La delegación opositora, sin Machado ni González Urrutia, retoma conversaciones con el chavismo este miércoles en Caracas con dos prioridades: justicia social y elecciones libres
La líder opositora **Dinorah Figuera** exigió este martes que el diálogo con el Gobierno venezolano «ponga al ser humano en el centro» y atienda demandas concretas como la liberación de los más de **300 presos políticos** y la renovación del **Consejo Nacional Electoral (CNE)**, controlado por el chambismo. Figuera, jefa de la delegación opositora en las negociaciones, advirtió tras reunirse con el cardenal Baltasar Porras que el proceso debe reflejar «las demandas reales» de la población, afectada por la crisis económica y las carencias básicas.
El segundo ciclo de conversaciones, impulsado por Estados Unidos, arranca este **miércoles 17 de septiembre** en Caracas. Según fuentes cercanas a las organizaciones opositoras, el chambismo —representado por el presidente del Parlamento, **Jorge Rodríguez** (hermano de la vicepresidenta **Delcy Rodríguez**)— y la delegación opositora (que excluye a **María Corina Machado** y **Edmundo González Urrutia**) retomarán temas como la reforma judicial, las garantías civiles y la libertad de expresión. El primer ciclo, celebrado el pasado **12 de agosto**, logró acuerdos parciales: renovar el **Tribunal Supremo** (acusado de parcialidad) y recuperar activos venezolanos bloqueados en el **Banco de Inglaterra** para atender víctimas del terremoto de junio.
Figuera insistió en que el diálogo debe priorizar la «justicia social», citando casos como madres sin recursos, hospitales sin suministros o salarios insuficientes para la canasta básica.

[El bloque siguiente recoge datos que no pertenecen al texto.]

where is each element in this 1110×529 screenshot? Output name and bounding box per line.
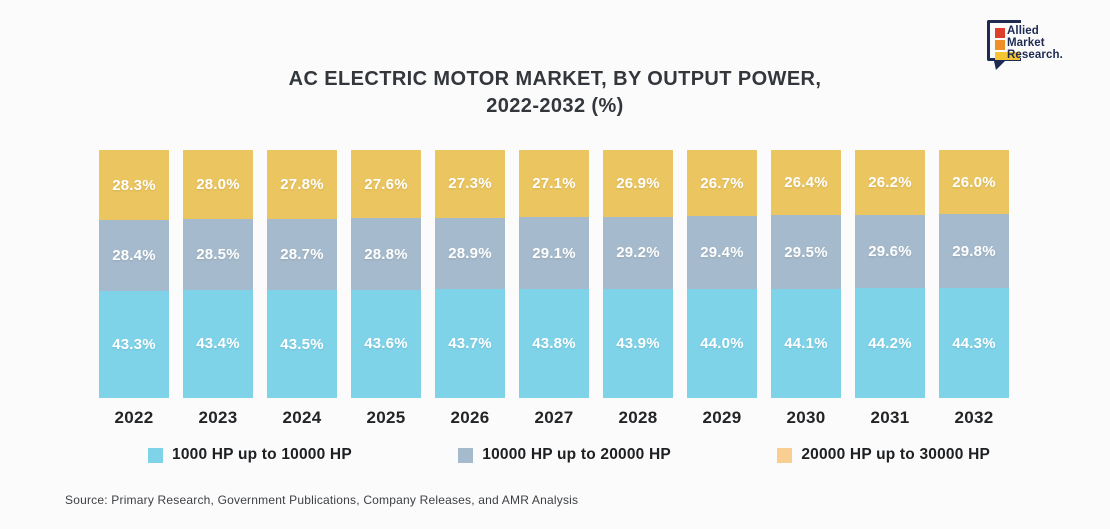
legend-swatch-icon <box>458 447 474 463</box>
x-axis-label: 2032 <box>954 408 994 427</box>
bar-column: 28.0% 28.5% 43.4% 2023 <box>183 150 253 428</box>
bar-segment: 43.5% <box>267 290 337 398</box>
stacked-bar: 26.0% 29.8% 44.3% <box>939 150 1009 398</box>
bar-segment: 43.4% <box>183 290 253 398</box>
legend-item: 10000 HP up to 20000 HP <box>458 446 671 464</box>
bar-segment: 26.2% <box>855 150 925 215</box>
chart-title-line-1: AC ELECTRIC MOTOR MARKET, BY OUTPUT POWE… <box>288 68 822 90</box>
bar-segment: 29.4% <box>687 216 757 289</box>
bar-segment: 28.7% <box>267 218 337 291</box>
logo-yellow-bar-icon <box>995 52 1020 60</box>
bar-column: 27.8% 28.7% 43.5% 2024 <box>267 150 337 428</box>
bar-segment: 43.7% <box>435 289 505 398</box>
bar-column: 26.4% 29.5% 44.1% 2030 <box>771 150 841 428</box>
logo-wordmark: Allied Market Research. <box>1007 25 1063 61</box>
bar-segment: 29.1% <box>519 217 589 290</box>
x-axis-label: 2031 <box>870 408 910 427</box>
x-axis-label: 2026 <box>450 408 490 427</box>
bar-segment: 29.6% <box>855 214 925 289</box>
x-axis-label: 2022 <box>114 408 154 427</box>
bar-segment: 27.6% <box>351 150 421 219</box>
bar-column: 28.3% 28.4% 43.3% 2022 <box>99 150 169 428</box>
bar-segment: 29.8% <box>939 214 1009 289</box>
bar-segment: 26.9% <box>603 150 673 217</box>
bar-segment: 43.8% <box>519 289 589 398</box>
bar-column: 27.6% 28.8% 43.6% 2025 <box>351 150 421 428</box>
bar-segment: 44.2% <box>855 288 925 398</box>
bar-column: 27.1% 29.1% 43.8% 2027 <box>519 150 589 428</box>
bar-column: 26.9% 29.2% 43.9% 2028 <box>603 150 673 428</box>
stacked-bar: 26.4% 29.5% 44.1% <box>771 150 841 398</box>
x-axis-label: 2028 <box>618 408 658 427</box>
bar-segment: 26.0% <box>939 150 1009 215</box>
bar-segment: 44.0% <box>687 288 757 398</box>
stacked-bar-chart: 28.3% 28.4% 43.3% 2022 28.0% 28.5% 43.4% 2023 27… <box>99 150 1010 428</box>
stacked-bar: 27.1% 29.1% 43.8% <box>519 150 589 398</box>
bar-segment: 43.6% <box>351 289 421 398</box>
bar-segment: 26.4% <box>771 150 841 216</box>
bar-column: 26.0% 29.8% 44.3% 2032 <box>939 150 1009 428</box>
bar-column: 26.7% 29.4% 44.0% 2029 <box>687 150 757 428</box>
stacked-bar: 28.0% 28.5% 43.4% <box>183 150 253 398</box>
bar-segment: 44.3% <box>939 288 1009 398</box>
bar-segment: 28.5% <box>183 219 253 291</box>
legend: 1000 HP up to 10000 HP 10000 HP up to 200… <box>148 446 990 464</box>
legend-item: 1000 HP up to 10000 HP <box>148 446 352 464</box>
x-axis-label: 2030 <box>786 408 826 427</box>
logo-line-1: Allied <box>1007 25 1039 37</box>
legend-label: 1000 HP up to 10000 HP <box>172 446 352 463</box>
x-axis-label: 2027 <box>534 408 574 427</box>
bar-column: 27.3% 28.9% 43.7% 2026 <box>435 150 505 428</box>
bar-segment: 29.5% <box>771 215 841 289</box>
bar-segment: 27.8% <box>267 150 337 219</box>
legend-swatch-icon <box>777 447 793 463</box>
bar-segment: 43.9% <box>603 289 673 398</box>
x-axis-label: 2024 <box>282 408 322 427</box>
stacked-bar: 28.3% 28.4% 43.3% <box>99 150 169 398</box>
logo-orange-square-icon <box>995 40 1005 50</box>
logo-bubble-tail-icon <box>994 61 1005 70</box>
chart-title: AC ELECTRIC MOTOR MARKET, BY OUTPUT POWE… <box>0 66 1110 120</box>
stacked-bar: 27.6% 28.8% 43.6% <box>351 150 421 398</box>
x-axis-label: 2029 <box>702 408 742 427</box>
legend-label: 10000 HP up to 20000 HP <box>482 446 671 463</box>
stacked-bar: 26.2% 29.6% 44.2% <box>855 150 925 398</box>
bar-segment: 28.0% <box>183 150 253 220</box>
bar-segment: 26.7% <box>687 150 757 217</box>
bar-segment: 29.2% <box>603 216 673 290</box>
stacked-bar: 26.9% 29.2% 43.9% <box>603 150 673 398</box>
stacked-bar: 27.8% 28.7% 43.5% <box>267 150 337 398</box>
bar-segment: 28.9% <box>435 217 505 290</box>
bar-segment: 43.3% <box>99 290 169 398</box>
bar-segment: 28.3% <box>99 150 169 221</box>
bar-segment: 44.1% <box>771 288 841 398</box>
x-axis-label: 2025 <box>366 408 406 427</box>
chart-title-line-2: 2022-2032 (%) <box>486 95 624 117</box>
logo-line-3: Research. <box>1007 49 1063 61</box>
bar-segment: 27.3% <box>435 150 505 218</box>
source-note: Source: Primary Research, Government Pub… <box>65 493 579 507</box>
bar-column: 26.2% 29.6% 44.2% 2031 <box>855 150 925 428</box>
legend-swatch-icon <box>148 447 163 463</box>
legend-item: 20000 HP up to 30000 HP <box>777 446 990 464</box>
stacked-bar: 27.3% 28.9% 43.7% <box>435 150 505 398</box>
logo-red-square-icon <box>995 28 1005 38</box>
bar-segment: 28.8% <box>351 218 421 290</box>
stacked-bar: 26.7% 29.4% 44.0% <box>687 150 757 398</box>
logo-line-2: Market <box>1007 37 1045 49</box>
x-axis-label: 2023 <box>198 408 238 427</box>
bar-segment: 28.4% <box>99 220 169 291</box>
allied-market-research-logo: Allied Market Research. <box>987 20 1087 70</box>
bar-segment: 27.1% <box>519 150 589 218</box>
legend-label: 20000 HP up to 30000 HP <box>801 446 990 463</box>
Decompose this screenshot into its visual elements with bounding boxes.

La oposición también reclama una **renovación total del CNE** antes de cualquier convocatoria electoral, un paso clave para restaurar la confianza en el proceso democrático. El chambismo, por su parte, no ha detallado aún su postura sobre estas demandas, aunque en rondas previas ha mostrado resistencia a ceder en el control institucional.
El diálogo, el primero desde 2023, enfrenta dos realidades: una oposición dividida (Figuera representa a un sector minoritario frente a Machado y González Urrutia) y un Gobierno que mantiene el poder judicial y electoral bajo su influencia. La presión internacional —con EE.UU. como mediador— aumenta, pero sin avances concretos en temas como la liberación de presos o elecciones libres, el proceso podría estancarse antes de cumplir sus objetivos.